One of the hallmarks of ‘great’ art, I think, is how much of it you carry with you afterwards. I still carry parts of Andre Rublev. I think the things I carry closest would be in relation to bridging the gap between my modern present and Tarkovsky’s evocation of the medieval Russian one. If we are structured psychologically by our culture and our place in history, how did those people think and feel differently to me? How close are they to being a different animal altogether?

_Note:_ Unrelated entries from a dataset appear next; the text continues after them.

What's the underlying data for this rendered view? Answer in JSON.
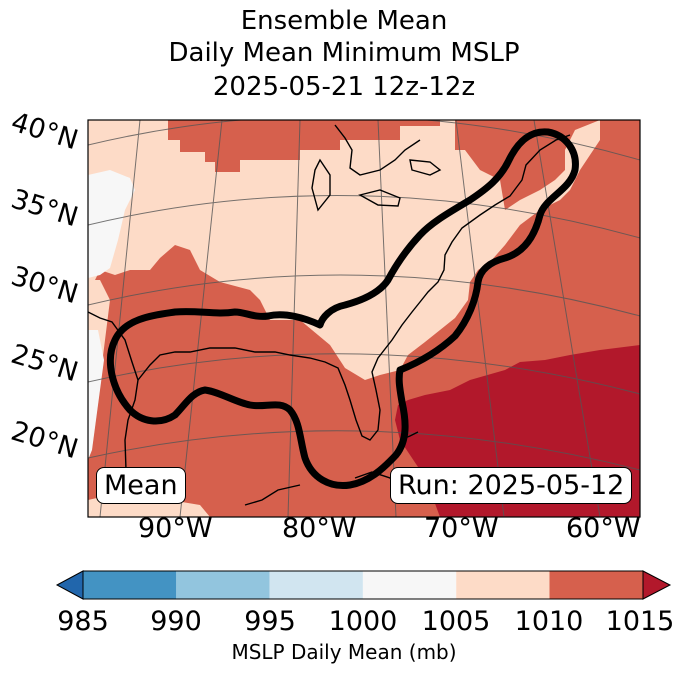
{
  "title": {
    "line1": "Ensemble Mean",
    "line2": "Daily Mean Minimum MSLP",
    "line3": "2025-05-21 12z-12z"
  },
  "lat_labels": [
    "40°N",
    "35°N",
    "30°N",
    "25°N",
    "20°N"
  ],
  "lon_labels": [
    "90°W",
    "80°W",
    "70°W",
    "60°W"
  ],
  "mean_label": "Mean",
  "run_label": "Run: 2025-05-12",
  "colorbar": {
    "ticks": [
      "985",
      "990",
      "995",
      "1000",
      "1005",
      "1010",
      "1015"
    ],
    "label": "MSLP Daily Mean (mb)",
    "colors": [
      "#2166ac",
      "#4393c3",
      "#92c5de",
      "#d1e5f0",
      "#f7f7f7",
      "#fddbc7",
      "#d6604d",
      "#b2182b"
    ]
  },
  "field_colors": {
    "c1000": "#f7f7f7",
    "c1005": "#fddbc7",
    "c1010": "#d6604d",
    "c1015": "#b2182b"
  }
}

These questions stood at the forefront of my mind like lights when I read Dante’s Inferno, or was standing in the Uffizi Gallery in Florence or the Museo del Prado in Madrid. In the Uffizi, for instance, the medieval religious paintings hang quite close to Botticelli’s Primavera and Birth of Venus. Botticelli, one of the principal Italian Renaissance painters, uses perspective and colour to approximate a realistic evocation of the world as we experience it. In medieval paintings, the figures are long and alien, set into a field of perspective which is flat and two-dimensional. They have more in common with Egyptian hieroglyphics and feel, to me, like artefacts from an alien culture.

The thing Andrei Rublev achieves above all other things, for my experience of it, is to actually give you the ability to insert yourself into that medieval headspace. Imagine being a farmer, for whom the elements comprised the primary colours of his existence; the dirt under his nails, the cold against his skin, the rain and the colour of the sky. The cooking fire in his eyes. The two or three vegetables pressed between his palate and his tongue. The only art he would see was those paintings; likewise, the only music he would hear would have been in church. And both would function as springboards to catapult him, once a week, out of those basic colours into a world of ‘faith’; a world of literally divine colour, light and sound. As primal, vital and real as the smell of incense as it seeped from the censure.       

 

One Response to “Icons: Part I”

  1. A great piece, your word pictures are masterful.